Students like Tony are challenging the norms of tight-knit families that have no experience with the concept of education after high school.
It is common for first-generation college students—there are many at Big Bend Community College—to hear relatives say they “should get a job.”
Villafaña admits the pressures “can have a profound effect on anyone. But I am not going to let it stop me from reaching my full potential.”
The BBCC Board of Trustees was impressed and moved by stories of students like Villafaña when they read nominations for the Transforming Lives Award last fall. Trustees decided to support all 11 nominees and hosted them for a dinner and recognition attended by 90 people on March 6.
Villafaña’s parents and other family members attended the Transforming Lives ceremony. They heard from the highest officials of the college that Villafaña has great potential, and many people at the college are proud of his accomplishments. The family appreciated the message.
“When I was growing up in Royal City my parents faced unstable seasonal employment. They insisted I stay in school instead of dropping out to work and help alleviate financial pressures at home,” said Villafaña. “My parents sacrificed everything to put our family where we are today.”

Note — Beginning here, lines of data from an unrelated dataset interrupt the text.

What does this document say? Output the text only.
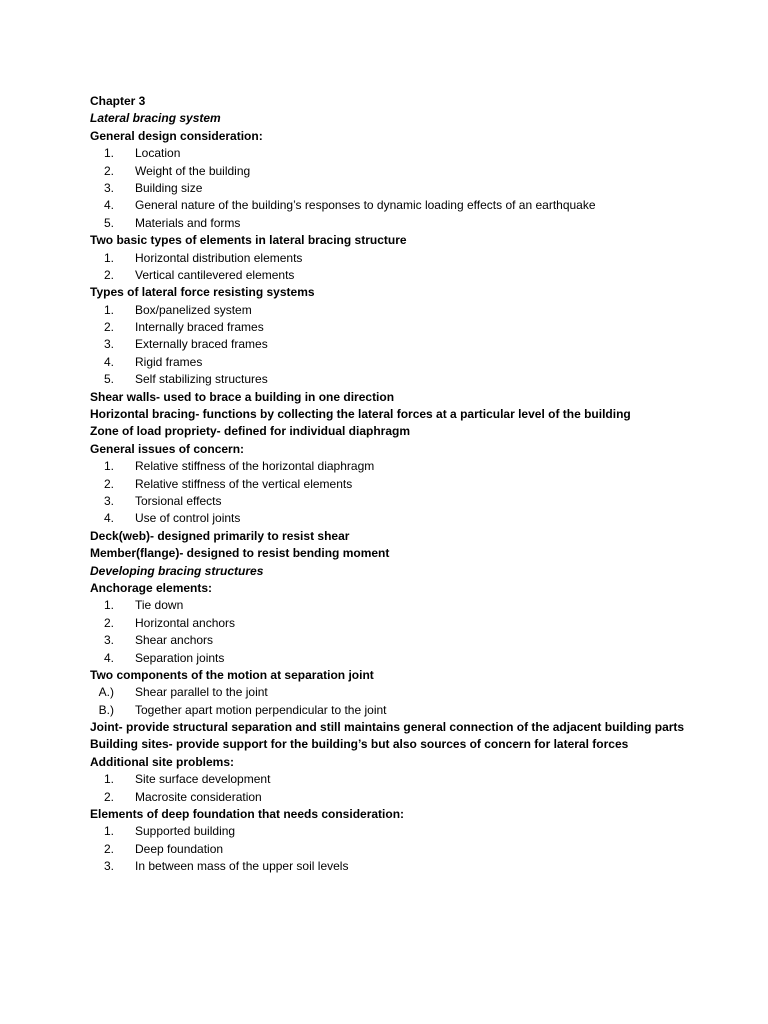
Chapter 3
Lateral bracing system
General design consideration:
1. Location
2. Weight of the building
3. Building size
4. General nature of the building’s responses to dynamic loading effects of an earthquake
5. Materials and forms
Two basic types of elements in lateral bracing structure
1. Horizontal distribution elements
2. Vertical cantilevered elements
Types of lateral force resisting systems
1. Box/panelized system
2. Internally braced frames
3. Externally braced frames
4. Rigid frames
5. Self stabilizing structures
Shear walls- used to brace a building in one direction
Horizontal bracing- functions by collecting the lateral forces at a particular level of the building
Zone of load propriety- defined for individual diaphragm
General issues of concern:
1. Relative stiffness of the horizontal diaphragm
2. Relative stiffness of the vertical elements
3. Torsional effects
4. Use of control joints
Deck(web)- designed primarily to resist shear
Member(flange)- designed to resist bending moment
Developing bracing structures
Anchorage elements:
1. Tie down
2. Horizontal anchors
3. Shear anchors
4. Separation joints
Two components of the motion at separation joint
A.) Shear parallel to the joint
B.) Together apart motion perpendicular to the joint
Joint- provide structural separation and still maintains general connection of the adjacent building parts
Building sites- provide support for the building’s but also sources of concern for lateral forces
Additional site problems:
1. Site surface development
2. Macrosite consideration
Elements of deep foundation that needs consideration:
1. Supported building
2. Deep foundation
3. In between mass of the upper soil levels
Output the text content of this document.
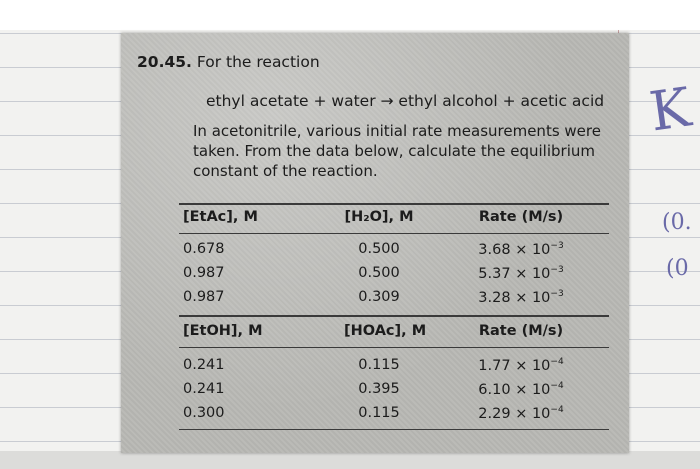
20.45. For the reaction
ethyl acetate + water → ethyl alcohol + acetic acid
In acetonitrile, various initial rate measurements were taken. From the data below, calculate the equilibrium constant of the reaction.
[EtAc], M	[H₂O], M	Rate (M/s)
0.678	0.500	$3.68 \times 10^{-3}$
0.987	0.500	$5.37 \times 10^{-3}$
0.987	0.309	$3.28 \times 10^{-3}$
[EtOH], M	[HOAc], M	Rate (M/s)
0.241	0.115	$1.77 \times 10^{-4}$
0.241	0.395	$6.10 \times 10^{-4}$
0.300	0.115	$2.29 \times 10^{-4}$
K
(0.
(0
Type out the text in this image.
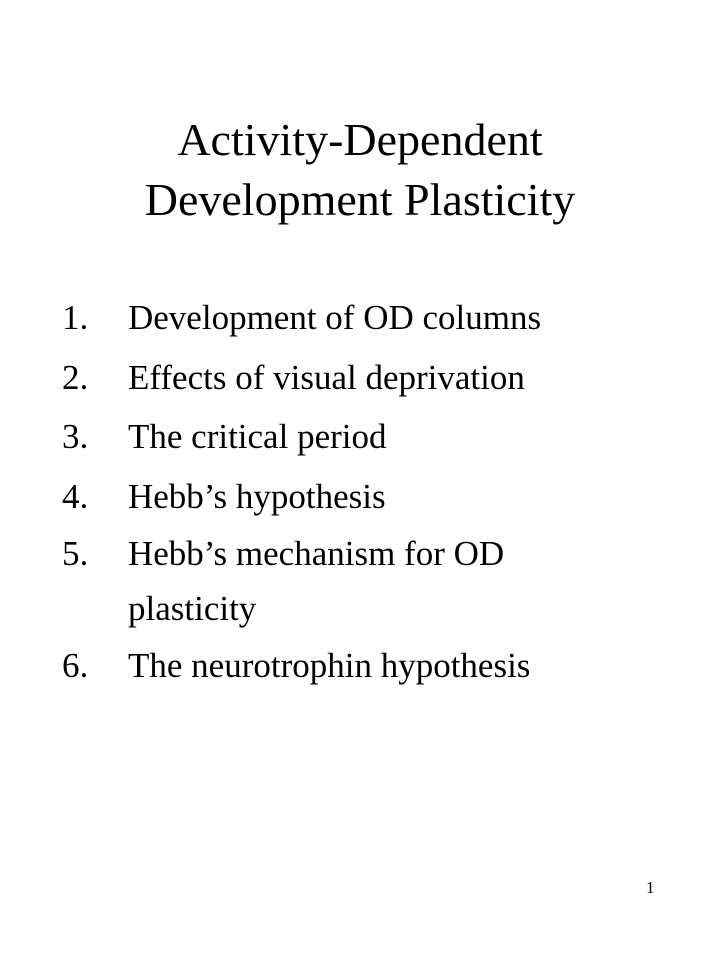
Activity-Dependent
Development Plasticity
1. Development of OD columns
2. Effects of visual deprivation
3. The critical period
4. Hebb’s hypothesis
5. Hebb’s mechanism for OD plasticity
6. The neurotrophin hypothesis
1
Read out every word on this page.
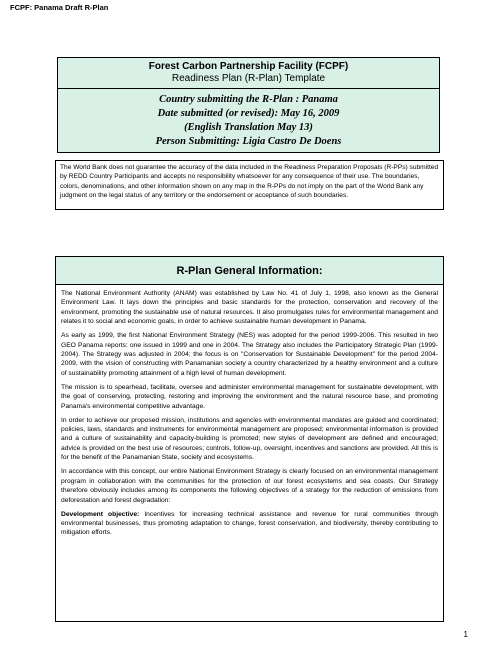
FCPF: Panama Draft R-Plan
Forest Carbon Partnership Facility (FCPF)
Readiness Plan (R-Plan) Template
Country submitting the R-Plan : Panama
Date submitted (or revised): May 16, 2009
(English Translation May 13)
Person Submitting: Ligia Castro De Doens
The World Bank does not guarantee the accuracy of the data included in the Readiness Preparation Proposals (R-PPs) submitted by REDD Country Participants and accepts no responsibility whatsoever for any consequence of their use. The boundaries, colors, denominations, and other information shown on any map in the R-PPs do not imply on the part of the World Bank any judgment on the legal status of any territory or the endorsement or acceptance of such boundaries.
R-Plan General Information:

The National Environment Authority (ANAM) was established by Law No. 41 of July 1, 1998, also known as the General Environment Law. It lays down the principles and basic standards for the protection, conservation and recovery of the environment, promoting the sustainable use of natural resources. It also promulgates rules for environmental management and relates it to social and economic goals, in order to achieve sustainable human development in Panama.

As early as 1999, the first National Environment Strategy (NES) was adopted for the period 1999-2006. This resulted in two GEO Panama reports: one issued in 1999 and one in 2004. The Strategy also includes the Participatory Strategic Plan (1999-2004). The Strategy was adjusted in 2004; the focus is on "Conservation for Sustainable Development" for the period 2004-2009, with the vision of constructing with Panamanian society a country characterized by a healthy environment and a culture of sustainability promoting attainment of a high level of human development.

The mission is to spearhead, facilitate, oversee and administer environmental management for sustainable development, with the goal of conserving, protecting, restoring and improving the environment and the natural resource base, and promoting Panama's environmental competitive advantage.

In order to achieve our proposed mission, institutions and agencies with environmental mandates are guided and coordinated; policies, laws, standards and instruments for environmental management are proposed; environmental information is provided and a culture of sustainability and capacity-building is promoted; new styles of development are defined and encouraged; advice is provided on the best use of resources; controls, follow-up, oversight, incentives and sanctions are provided. All this is for the benefit of the Panamanian State, society and ecosystems.

In accordance with this concept, our entire National Environment Strategy is clearly focused on an environmental management program in collaboration with the communities for the protection of our forest ecosystems and sea coasts. Our Strategy therefore obviously includes among its components the following objectives of a strategy for the reduction of emissions from deforestation and forest degradation:

Development objective: Incentives for increasing technical assistance and revenue for rural communities through environmental businesses, thus promoting adaptation to change, forest conservation, and biodiversity, thereby contributing to mitigation efforts.

1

Villafaña says he is now focused on being persistent, strong-minded, and motivated.
There were times he wanted to quit college, but people like math instructor Mariah Whitney and advisor Custodio Valencia made sure he stayed.
“I can go to Mariah for anything,” he said. “She pushes me to do my best but reminds me college will not be stress-free.”
He said Valencia gave him “the support and reassurance I needed to push forward. Without his support, I would have been lost.”
Valencia is the Director of Student Support Services, a TRIO-SSS program that helps first-generation and low-income students navigate college. He’s a Royal High School graduate like Villafaña.
“Tony has been put through the tests and persevered,” said Valencia. “He is achieving his short-term goals, which will lead to reaching his long-term goals.”
Villafaña has been active at BBCC. He was inducted into the Phi Theta Kappa honors society and is a MEChA Club member. He was a member of the Graduation Project that requires service learning, and he still volunteers at Samaritan Hospital. “Nothing satisfies me more than volunteering at the hospital because it helps others,” he said.
“Being involved in organizations helped me build friendships, learn about leadership, and gain confidence. I have been surrounded by great people who can relate to me and care about me,” he said.
Villafaña is close to becoming the first in his family to earn an associate’s degree. He will to transfer to Eastern Washington University to become a dental hygienist.
“I would like to set a good example for my younger sister,” he said. “If I take it step-by-step, I can reach this milestone.